Trust is important from interaction to interaction because it compounds at the relationship level. A program built on a handful of low-stakes, transactional touchpoints can be automated aggressively with little to lose. A program where the client relationship itself runs on trust, where every interaction reinforces or erodes it, can’t be automated at the same pace without putting the whole relationship at risk.

That means automation isn’t a single decision to apply evenly across a program. The right question isn’t “how much of this program should we automate,” but “which parts of this relationship can absorb automation, and which parts are actually carrying the trust that makes the whole relationship work.”

Leaders who get this right don’t split the difference. They automate hard where the relationship can take it, and they invest disproportionately in human infrastructure where it can’t.

FAQs

How do you decide which customer interactions should go to AI versus a human agent?

Draw the line based on stakes, the emotional weight and financial cost of a wrong answer, rather than query volume or complexity. High-volume, low-stakes interactions (like checking a flight status) are well-suited to AI, while lower-volume, high-stakes interactions (like a health insurance question) require a human expert.

Does this mean AI has no role in high-stakes customer interactions?

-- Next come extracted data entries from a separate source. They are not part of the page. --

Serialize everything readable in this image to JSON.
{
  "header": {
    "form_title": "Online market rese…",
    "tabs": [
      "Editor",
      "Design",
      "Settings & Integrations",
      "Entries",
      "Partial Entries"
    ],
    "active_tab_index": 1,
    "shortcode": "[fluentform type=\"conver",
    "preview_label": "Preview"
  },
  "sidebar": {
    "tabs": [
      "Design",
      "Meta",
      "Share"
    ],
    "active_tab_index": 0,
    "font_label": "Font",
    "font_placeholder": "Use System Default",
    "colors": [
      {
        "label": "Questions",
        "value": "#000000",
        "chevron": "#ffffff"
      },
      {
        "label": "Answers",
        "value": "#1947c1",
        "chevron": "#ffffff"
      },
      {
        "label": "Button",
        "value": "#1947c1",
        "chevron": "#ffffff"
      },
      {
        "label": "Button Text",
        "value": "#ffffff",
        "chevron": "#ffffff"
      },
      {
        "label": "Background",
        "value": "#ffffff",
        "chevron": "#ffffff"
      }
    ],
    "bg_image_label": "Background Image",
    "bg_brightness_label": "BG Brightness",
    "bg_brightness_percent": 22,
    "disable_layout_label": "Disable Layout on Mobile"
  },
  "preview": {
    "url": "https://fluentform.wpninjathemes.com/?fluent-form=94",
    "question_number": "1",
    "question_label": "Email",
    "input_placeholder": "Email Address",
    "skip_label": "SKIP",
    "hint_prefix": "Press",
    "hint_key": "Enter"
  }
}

No. AI can still support these conversations behind the scenes by handling information retrieval and pattern recognition, so the human expert has more time to focus on judgment and empathy.

What’s the risk of automating too aggressively?

Organizations risk eroding customer trust in ways that aren’t immediately visible, and the impact often only becomes clear later through declining satisfaction scores, rising escalation rates, or lost renewals.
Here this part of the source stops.